Even under Jespersen, employers must not impose standards that unequally burden one sex over the other. Nor should they enforce policies that prohibit employees from appearing or dressing consistently with their gender identity. California’s FEHA expressly outlaws such practice. The FEHA also specifically prohibits employers from requiring women to wear skirts or dresses rather than pants.
Finally, policies that contain otherwise permissible restrictions can be applied illegally. Accordingly, to avoid liability, employers must make sure that any dress/grooming policies are enforced in a consistent and non-discriminatory manner.
Bathrooms
Another sensitive “gender”- related issue involves bathrooms. For example, should a transgender employee use the restroom associated with the employee’s biological sex, or the restroom of the sex with which the individual more closely identifies? Most courts that have considered the matter have concluded that transgender employees have a right to use the bathroom of the sex with which they identify.

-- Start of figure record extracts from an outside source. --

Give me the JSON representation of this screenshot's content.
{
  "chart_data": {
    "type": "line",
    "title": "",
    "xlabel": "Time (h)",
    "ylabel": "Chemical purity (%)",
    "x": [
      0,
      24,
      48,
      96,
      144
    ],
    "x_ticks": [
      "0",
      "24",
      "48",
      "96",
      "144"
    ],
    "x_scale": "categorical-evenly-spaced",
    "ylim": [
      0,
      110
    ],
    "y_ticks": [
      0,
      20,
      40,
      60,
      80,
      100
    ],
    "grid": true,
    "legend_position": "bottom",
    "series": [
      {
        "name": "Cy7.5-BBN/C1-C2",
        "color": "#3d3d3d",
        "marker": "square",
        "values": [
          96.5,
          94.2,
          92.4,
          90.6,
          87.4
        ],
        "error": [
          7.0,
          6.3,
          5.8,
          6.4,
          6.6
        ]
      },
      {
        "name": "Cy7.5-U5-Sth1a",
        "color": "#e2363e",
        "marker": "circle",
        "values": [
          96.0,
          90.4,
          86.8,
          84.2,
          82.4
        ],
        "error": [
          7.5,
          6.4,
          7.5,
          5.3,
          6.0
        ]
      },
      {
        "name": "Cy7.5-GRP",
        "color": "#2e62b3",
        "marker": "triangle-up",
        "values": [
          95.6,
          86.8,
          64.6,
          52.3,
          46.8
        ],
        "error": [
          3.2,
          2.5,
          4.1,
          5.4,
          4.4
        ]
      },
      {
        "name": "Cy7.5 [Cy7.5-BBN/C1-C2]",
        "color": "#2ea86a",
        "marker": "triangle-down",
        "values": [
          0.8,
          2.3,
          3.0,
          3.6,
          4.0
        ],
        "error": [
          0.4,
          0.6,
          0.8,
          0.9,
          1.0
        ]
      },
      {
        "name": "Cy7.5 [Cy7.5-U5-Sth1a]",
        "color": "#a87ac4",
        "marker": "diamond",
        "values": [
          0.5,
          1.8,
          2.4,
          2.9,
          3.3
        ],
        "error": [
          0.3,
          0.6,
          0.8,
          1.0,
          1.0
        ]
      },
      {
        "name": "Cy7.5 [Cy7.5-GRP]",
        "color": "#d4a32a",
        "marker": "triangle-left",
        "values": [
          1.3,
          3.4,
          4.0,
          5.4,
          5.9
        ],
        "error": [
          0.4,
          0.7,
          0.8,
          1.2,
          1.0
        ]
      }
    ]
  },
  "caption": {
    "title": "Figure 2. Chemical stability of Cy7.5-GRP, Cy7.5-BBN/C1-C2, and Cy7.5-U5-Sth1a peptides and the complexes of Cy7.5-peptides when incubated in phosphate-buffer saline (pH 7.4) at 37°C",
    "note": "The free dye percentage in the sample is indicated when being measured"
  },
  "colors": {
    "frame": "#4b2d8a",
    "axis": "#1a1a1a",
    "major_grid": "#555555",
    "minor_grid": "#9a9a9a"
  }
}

As a practical matter, such a policy may not sit well with some employees, who for religious, cultural or other reasons might be sensitive to sharing bathroom space with a person of the opposite sex. Transgender employees themselves might be uncomfortable and intimidated if forced to use any sex-specific restroom. Many employers facing this dilemma opt for a “gender-neutral” bathroom solution—typically a single-stall, lockable restrooms available to anyone, regardless of sex.
Employer Compliance
The reality of the modern workplace is that employees do not always conform to rigid notions of gender identity. Employers are better off not trying to make distinctions between what sort of discrimination or mistreatment of employees is lawful under federal or state law. Instead, employers should ensure that its policies prohibit discrimination and harassment on the basis of biological sex or gender, as well as sexual orientation. Managers and employees also should be trained to accept others differences in an increasingly diverse workplace.
At the same time, however, employers retain discretion to require employees to follow reasonable dress and grooming policies. Regardless of one’s gender identity, it remains the employer’s decision whether to require professional rather than casual dress, conservative hairstyles, jewelry, and other grooming standards. Sometimes, the distinction between reasonable grooming standards and unfair burdens on one sex or the other is hard to discern. As always, employers should consult competent employment counsel before imposing such policies.